Uric acid is a heterocyclic compound composed of carbon, nitrogen, oxygen, and hydrogen atoms arranged in a ring structure. It results in the formation of urates and acid urates, such as ammonium acid urate, as well as ions and salts. In humans, uric acid is produced as a by-product of the metabolic breakdown of purine nucleotides and is a normal component of urine. Extremely high levels of uric acid in the blood can cause gout and are associated with a number of other medical conditions, including diabetes and the development of ammonium acid urate kidney stones.
GOUT
Inflammatory arthritis of the joints, known as gout, is a metabolic disorder characterised by recurrent acute attacks of severe inflammation in one or more of the joints. Gout is caused by the deposition of uric acid salts in and around the joints, which are present in excessive amounts throughout the body in those who suffer from the condition. Uric acid is produced by the breakdown of purines, which are compounds that are essential components of DNA and RNA as well as many biosynthetic reactions. It is excreted into the urine in a steady stream under normal conditions. It is estimated that gout accounts for at least 5% of all cases of arthritis. Women, on the other hand, are less likely to be affected; the male to female ratio is 20:1. Pseudogout (chondrocalcinosis) is a condition that is similar to osteoarthritis in that it is caused by deposits of calcium pyrophosphate crystals in the joint fluid.
Despite the fact that gout is suspected to be an inborn disorder, the first attack of acute joint inflammation, also known as gouty arthritis, does not usually occur until the middle of a person’s life. An injury to a peripheral joint can occur in any location, but it is particularly common in the joint at the base of the big toe. The most common symptoms are redness of the skin and extreme tenderness, warmth, and pain in the joints that have been affected. Even if left untreated, an attack can subside in a week or two if not sooner. Despite the fact that attacks may come and go without apparent cause, there are a number of factors that can trigger them, including acute infection and emotional upset, excessive alcohol consumption and poor diet, obesity, diuresis, surgery, trauma, and the administration of certain medications. The formation of uric acid crystals in the joint cartilage occurs prior to the onset of the first attack. Knobby deformities may develop in some cases due to the accumulation of uric acid salts in the cartilage, which may also occur in cartilage that is not associated with the joints, for example, on the rim of the ear.
Several people who are affected by gout have family members who are also afflicted; however, it is not known how the disorder is passed down through families. In association with abnormal uric acid metabolism, a number of genetic variations have been discovered. The most striking feature of these variations is found in a gene known as SLC2A9 (solute carrier family 2, member 9), which normally encodes a protein that is involved in maintaining uric acid homeostasis in the body. The exact mechanisms by which SLC2A9 variants increase susceptibility to gout are unknown, but scientists suspect that the variants produce abnormal proteins that interfere with uric acid transport and uptake into cells, thereby increasing the risk of gout.
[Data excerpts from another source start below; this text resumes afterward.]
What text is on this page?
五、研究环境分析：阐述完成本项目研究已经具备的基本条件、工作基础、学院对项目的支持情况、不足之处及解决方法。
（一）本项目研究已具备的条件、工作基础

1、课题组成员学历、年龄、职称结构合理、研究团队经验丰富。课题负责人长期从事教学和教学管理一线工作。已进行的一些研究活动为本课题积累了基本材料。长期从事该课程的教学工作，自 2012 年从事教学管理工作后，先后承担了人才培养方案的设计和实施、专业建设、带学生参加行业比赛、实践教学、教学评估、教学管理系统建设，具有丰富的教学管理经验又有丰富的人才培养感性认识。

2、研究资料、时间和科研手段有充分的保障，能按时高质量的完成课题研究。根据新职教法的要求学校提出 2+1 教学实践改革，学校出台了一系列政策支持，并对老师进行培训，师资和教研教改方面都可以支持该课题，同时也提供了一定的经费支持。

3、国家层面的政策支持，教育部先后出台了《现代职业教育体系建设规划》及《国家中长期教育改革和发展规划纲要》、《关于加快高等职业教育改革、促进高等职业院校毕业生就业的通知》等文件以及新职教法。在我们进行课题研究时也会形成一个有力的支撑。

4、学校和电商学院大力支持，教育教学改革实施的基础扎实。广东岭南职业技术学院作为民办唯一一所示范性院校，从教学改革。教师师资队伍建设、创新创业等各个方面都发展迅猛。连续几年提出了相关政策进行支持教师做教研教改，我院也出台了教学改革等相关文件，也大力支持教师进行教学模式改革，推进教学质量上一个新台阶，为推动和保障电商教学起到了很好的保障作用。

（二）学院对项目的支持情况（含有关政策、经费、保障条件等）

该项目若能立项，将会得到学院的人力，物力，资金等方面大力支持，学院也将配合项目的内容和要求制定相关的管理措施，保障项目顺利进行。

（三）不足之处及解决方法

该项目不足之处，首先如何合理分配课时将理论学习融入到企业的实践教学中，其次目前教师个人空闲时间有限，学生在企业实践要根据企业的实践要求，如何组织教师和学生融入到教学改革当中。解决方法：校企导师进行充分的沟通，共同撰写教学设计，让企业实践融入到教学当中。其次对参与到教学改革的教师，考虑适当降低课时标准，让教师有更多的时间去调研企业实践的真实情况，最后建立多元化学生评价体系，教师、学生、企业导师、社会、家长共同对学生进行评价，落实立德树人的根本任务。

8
Understanding the genetic mechanisms that contribute to the development of gout may aid in the identification of methods of prevention and the development of drugs for the treatment of the condition.
Acute Gout
Acute gout attacks are treated with nonsteroidal anti-inflammatory drugs (NSAIDs), such as indomethacin and naproxen, to relieve the pain and inflammation. Corticosteroids may also be injected directly into the affected joint to alleviate the swelling and pain. If nonsteroidal anti-inflammatory drugs (NSAIDs) and corticosteroids are ineffective, a medication known as colchicine may be prescribed. Recurrent acute attacks are treated with medications such as allopurinol, which reduces urate formation, and probenecid, which promotes the excretion of uric acid through the urine. Additionally, supplementation with vitamin C, which increases excretion of uric acid by the kidneys and, as a result, decreases the amount of uric acid circulating in the body, may help to reduce the frequency and severity of recurrent attacks. Vitamin C has been shown to reduce the frequency and severity of recurrent attacks.
Conclusion
Subjects with obesity, metabolic syndrome, and type 2 diabetes are more likely to have gout and other uric acid related disorders. The effects of insulin resistance on uric acid excretion were attributed to these diseases for a long time, and it was believed that uric acid did not play a causal role in the metabolic syndrome for a long time as well.